Back in November 2011 I posted on this blog -- then in its third month -- under the heading Term mining pioneer. This post quoted a case study posted on the dtSearch website entitled
dtSearch Case Study — SDC

SDC Arms Itself with dtSearch for its Translation Services for European Naval Defense and Other Industries 

On 12 June 2015 I posted here under the heading dtSearch + IntelliWebSearch. This was followed, on 9 October 2015, by Glossarismo, dtSearch, IntelliWebSearch and more and, on 6 July 2016, by dtSearch + IntelliWebSearch, latest.

If memory serves, I first purchased dtSearch in 1998 and began using IWS in 2015. Between then and a couple of weeks ago when I decided to switch to a Macintosh computer, I considered myself a power user of the combination. Despite my posts here, talks at translators' conferences and one-on-one discussions with many colleagues, very few have followed my lead. One reason is that some of my most esteemed colleagues have always worked on Macs. A second, more important reason, is that I began using these tools for my particular kind of work when many others were beginning to use translation environment tools, or TenTs (aka translation memory applications).

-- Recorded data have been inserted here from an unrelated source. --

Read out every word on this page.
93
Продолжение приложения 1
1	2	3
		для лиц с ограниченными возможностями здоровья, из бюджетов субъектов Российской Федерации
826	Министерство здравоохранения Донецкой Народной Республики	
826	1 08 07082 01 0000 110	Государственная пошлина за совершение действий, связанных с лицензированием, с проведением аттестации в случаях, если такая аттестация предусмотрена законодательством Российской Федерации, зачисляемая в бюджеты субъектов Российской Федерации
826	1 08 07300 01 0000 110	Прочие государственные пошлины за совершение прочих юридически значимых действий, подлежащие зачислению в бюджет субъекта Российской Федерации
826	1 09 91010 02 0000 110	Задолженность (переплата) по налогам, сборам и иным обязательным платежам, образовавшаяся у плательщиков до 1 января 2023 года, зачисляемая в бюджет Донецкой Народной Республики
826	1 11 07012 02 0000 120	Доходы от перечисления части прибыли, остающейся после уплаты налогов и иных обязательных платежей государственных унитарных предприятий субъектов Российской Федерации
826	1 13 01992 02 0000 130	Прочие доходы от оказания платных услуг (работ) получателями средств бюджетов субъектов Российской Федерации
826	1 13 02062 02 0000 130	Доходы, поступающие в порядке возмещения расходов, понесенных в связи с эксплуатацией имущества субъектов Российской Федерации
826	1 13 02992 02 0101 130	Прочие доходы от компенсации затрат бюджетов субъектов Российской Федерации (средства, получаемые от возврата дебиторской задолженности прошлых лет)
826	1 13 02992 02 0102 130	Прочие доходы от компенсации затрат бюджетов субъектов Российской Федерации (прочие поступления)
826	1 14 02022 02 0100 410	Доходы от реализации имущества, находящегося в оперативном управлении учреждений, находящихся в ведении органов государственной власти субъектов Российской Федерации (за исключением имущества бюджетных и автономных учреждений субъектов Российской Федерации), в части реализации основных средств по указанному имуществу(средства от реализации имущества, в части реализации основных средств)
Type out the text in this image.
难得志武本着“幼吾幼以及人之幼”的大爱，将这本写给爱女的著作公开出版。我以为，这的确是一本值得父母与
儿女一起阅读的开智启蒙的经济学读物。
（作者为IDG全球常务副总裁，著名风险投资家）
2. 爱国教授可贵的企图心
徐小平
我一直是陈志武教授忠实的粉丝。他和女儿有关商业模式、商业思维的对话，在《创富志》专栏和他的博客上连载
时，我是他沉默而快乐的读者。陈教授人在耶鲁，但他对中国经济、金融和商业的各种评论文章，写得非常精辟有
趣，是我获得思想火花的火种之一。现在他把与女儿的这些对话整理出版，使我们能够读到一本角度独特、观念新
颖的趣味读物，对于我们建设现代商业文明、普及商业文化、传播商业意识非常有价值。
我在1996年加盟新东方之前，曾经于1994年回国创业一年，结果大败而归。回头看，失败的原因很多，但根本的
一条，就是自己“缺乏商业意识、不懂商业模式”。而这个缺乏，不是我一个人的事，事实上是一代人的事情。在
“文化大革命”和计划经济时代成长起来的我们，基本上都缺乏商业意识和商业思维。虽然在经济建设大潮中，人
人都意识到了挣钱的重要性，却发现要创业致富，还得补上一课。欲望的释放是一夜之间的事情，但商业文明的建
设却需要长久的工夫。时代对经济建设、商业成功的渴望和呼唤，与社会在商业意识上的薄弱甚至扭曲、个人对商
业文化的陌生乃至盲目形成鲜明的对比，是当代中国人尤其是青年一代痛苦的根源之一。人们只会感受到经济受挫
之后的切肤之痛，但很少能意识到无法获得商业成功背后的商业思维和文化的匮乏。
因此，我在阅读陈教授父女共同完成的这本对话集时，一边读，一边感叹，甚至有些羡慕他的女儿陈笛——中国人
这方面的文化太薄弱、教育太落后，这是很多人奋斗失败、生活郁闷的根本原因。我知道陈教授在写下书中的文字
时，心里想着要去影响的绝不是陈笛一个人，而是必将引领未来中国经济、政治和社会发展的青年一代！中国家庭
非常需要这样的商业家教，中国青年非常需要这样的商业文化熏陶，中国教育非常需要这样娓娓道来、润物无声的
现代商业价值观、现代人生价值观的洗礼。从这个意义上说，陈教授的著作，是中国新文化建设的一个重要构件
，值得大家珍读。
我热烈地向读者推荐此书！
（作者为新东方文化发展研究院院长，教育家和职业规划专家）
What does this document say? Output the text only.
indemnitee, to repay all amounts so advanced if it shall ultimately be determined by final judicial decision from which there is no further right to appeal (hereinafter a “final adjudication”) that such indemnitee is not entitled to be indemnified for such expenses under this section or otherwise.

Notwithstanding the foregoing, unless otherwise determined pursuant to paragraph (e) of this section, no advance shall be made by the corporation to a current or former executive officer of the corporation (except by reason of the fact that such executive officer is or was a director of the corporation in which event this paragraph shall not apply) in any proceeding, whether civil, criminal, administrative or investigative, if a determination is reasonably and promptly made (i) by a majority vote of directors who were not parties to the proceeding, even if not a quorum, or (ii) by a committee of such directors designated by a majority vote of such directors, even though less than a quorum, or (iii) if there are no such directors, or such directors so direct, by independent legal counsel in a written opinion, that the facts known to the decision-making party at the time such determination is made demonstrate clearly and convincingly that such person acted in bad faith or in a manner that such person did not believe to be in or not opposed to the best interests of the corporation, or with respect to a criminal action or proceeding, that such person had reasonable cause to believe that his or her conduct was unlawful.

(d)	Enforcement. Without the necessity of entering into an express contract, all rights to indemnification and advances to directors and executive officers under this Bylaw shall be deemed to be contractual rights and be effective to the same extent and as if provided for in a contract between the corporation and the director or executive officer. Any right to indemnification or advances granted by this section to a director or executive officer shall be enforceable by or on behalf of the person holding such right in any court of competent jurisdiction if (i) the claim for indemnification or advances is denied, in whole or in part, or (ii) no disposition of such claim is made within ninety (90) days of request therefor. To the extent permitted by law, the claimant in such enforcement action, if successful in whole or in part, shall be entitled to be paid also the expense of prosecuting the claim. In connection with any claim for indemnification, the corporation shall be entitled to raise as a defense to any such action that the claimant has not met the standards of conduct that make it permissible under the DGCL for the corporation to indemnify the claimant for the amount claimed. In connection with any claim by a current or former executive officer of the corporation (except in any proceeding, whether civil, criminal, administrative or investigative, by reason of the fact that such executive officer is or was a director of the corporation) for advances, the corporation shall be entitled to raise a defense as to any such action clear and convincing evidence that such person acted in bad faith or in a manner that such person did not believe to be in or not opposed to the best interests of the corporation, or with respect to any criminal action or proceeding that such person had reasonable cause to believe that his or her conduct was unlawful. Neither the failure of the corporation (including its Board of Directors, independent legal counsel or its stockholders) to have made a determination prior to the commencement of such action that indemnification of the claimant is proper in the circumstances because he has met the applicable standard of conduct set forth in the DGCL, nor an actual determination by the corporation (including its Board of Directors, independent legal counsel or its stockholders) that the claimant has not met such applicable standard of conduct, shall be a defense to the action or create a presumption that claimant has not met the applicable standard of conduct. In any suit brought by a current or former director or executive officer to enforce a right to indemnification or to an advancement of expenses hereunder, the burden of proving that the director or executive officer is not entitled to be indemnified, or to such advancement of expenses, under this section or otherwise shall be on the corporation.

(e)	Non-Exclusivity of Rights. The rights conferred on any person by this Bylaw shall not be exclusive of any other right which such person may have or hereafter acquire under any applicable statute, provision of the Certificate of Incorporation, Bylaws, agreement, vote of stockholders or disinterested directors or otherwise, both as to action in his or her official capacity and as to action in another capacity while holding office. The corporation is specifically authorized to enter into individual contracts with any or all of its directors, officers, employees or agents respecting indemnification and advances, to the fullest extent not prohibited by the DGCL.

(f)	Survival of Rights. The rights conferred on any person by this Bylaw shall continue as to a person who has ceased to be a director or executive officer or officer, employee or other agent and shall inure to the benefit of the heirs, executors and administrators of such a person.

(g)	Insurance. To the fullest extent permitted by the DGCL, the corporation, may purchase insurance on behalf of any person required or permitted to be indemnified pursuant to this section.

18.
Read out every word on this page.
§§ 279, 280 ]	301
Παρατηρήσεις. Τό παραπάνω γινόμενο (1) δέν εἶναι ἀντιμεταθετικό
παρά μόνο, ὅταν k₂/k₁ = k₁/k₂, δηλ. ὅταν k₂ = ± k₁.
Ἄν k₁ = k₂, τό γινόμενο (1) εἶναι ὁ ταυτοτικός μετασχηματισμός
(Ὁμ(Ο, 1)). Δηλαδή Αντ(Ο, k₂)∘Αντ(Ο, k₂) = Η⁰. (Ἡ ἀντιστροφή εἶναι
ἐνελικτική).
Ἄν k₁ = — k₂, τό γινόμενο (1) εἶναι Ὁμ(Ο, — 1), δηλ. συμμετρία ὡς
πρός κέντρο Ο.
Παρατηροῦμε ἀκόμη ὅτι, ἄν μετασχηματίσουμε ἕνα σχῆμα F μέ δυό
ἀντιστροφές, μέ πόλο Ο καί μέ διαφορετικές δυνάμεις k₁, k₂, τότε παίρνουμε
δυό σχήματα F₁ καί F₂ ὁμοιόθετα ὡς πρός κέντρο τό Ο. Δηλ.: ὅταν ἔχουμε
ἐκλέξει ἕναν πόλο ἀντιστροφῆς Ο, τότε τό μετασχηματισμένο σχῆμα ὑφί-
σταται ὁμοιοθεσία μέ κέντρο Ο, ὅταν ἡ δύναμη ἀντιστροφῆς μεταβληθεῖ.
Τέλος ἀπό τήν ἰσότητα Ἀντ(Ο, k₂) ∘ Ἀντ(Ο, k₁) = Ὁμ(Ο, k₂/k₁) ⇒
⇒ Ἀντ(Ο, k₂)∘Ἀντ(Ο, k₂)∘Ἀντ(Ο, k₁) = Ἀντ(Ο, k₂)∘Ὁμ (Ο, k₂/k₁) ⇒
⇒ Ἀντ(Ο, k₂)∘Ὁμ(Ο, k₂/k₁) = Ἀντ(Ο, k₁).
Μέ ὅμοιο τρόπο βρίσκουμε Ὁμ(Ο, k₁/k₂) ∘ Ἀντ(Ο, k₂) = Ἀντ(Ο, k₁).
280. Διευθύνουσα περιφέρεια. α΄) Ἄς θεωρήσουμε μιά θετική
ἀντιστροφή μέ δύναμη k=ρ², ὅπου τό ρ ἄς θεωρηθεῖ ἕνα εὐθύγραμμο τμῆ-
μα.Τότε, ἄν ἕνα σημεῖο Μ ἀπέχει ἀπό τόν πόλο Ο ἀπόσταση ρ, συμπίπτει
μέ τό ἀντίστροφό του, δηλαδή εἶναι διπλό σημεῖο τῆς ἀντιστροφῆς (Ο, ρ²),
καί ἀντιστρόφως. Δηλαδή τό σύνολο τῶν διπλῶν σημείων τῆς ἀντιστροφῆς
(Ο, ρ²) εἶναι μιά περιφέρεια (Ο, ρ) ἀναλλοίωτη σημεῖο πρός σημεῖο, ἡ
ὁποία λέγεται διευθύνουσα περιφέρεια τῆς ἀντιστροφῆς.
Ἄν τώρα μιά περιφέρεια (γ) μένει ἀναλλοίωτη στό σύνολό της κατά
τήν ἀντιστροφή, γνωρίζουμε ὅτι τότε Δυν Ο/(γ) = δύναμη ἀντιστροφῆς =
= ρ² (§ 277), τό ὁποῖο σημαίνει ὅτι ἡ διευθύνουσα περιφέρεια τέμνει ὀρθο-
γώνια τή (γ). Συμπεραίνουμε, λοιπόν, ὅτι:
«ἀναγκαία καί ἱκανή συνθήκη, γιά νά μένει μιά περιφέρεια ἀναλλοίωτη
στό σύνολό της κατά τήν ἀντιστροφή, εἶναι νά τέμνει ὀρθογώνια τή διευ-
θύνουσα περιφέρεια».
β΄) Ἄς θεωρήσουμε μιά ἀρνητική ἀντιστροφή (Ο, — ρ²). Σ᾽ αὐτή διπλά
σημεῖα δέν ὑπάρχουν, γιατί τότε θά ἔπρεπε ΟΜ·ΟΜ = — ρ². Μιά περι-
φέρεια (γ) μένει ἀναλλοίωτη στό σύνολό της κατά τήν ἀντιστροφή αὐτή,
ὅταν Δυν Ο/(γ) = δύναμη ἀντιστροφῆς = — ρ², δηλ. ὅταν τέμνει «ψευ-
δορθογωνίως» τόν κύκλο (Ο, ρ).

I have never been tempted to invest much time in TenTs for three reasons:
  1. the repetition rates in my field of work are so extraordinarily low that the arguments concerning matches and fuzzy matches seem irrelevant
  2. the other supposed benefits have never seemed cost-effective to me relative to the amount of time people like me (i.e. slow to adapt to new software) have to invest in learning how to fully exploit them
  3. I have always found that dtSearch + IWS meet my particular needs very well indeed while allowing me to work with the one application that I know really well, namely Microsoft Word.

That said, I have added one trick to my armoury. After delivering a translation, I always generate and file bitext of the original French and my English adaptation. After producing these for many years using Terminotix's LogiTerm, I have switched more recently to using Terminotix's online tool know as YouAlign powered by AlignFactory. I then access my bitext files using dtSearch + IWS. Among the many search options offered by dtSearch, I find myself making intense use truncation (searchwordroot*), searchwordA within N words of searchwordB (searchwordA w/N searchwordB) and fuzzy search.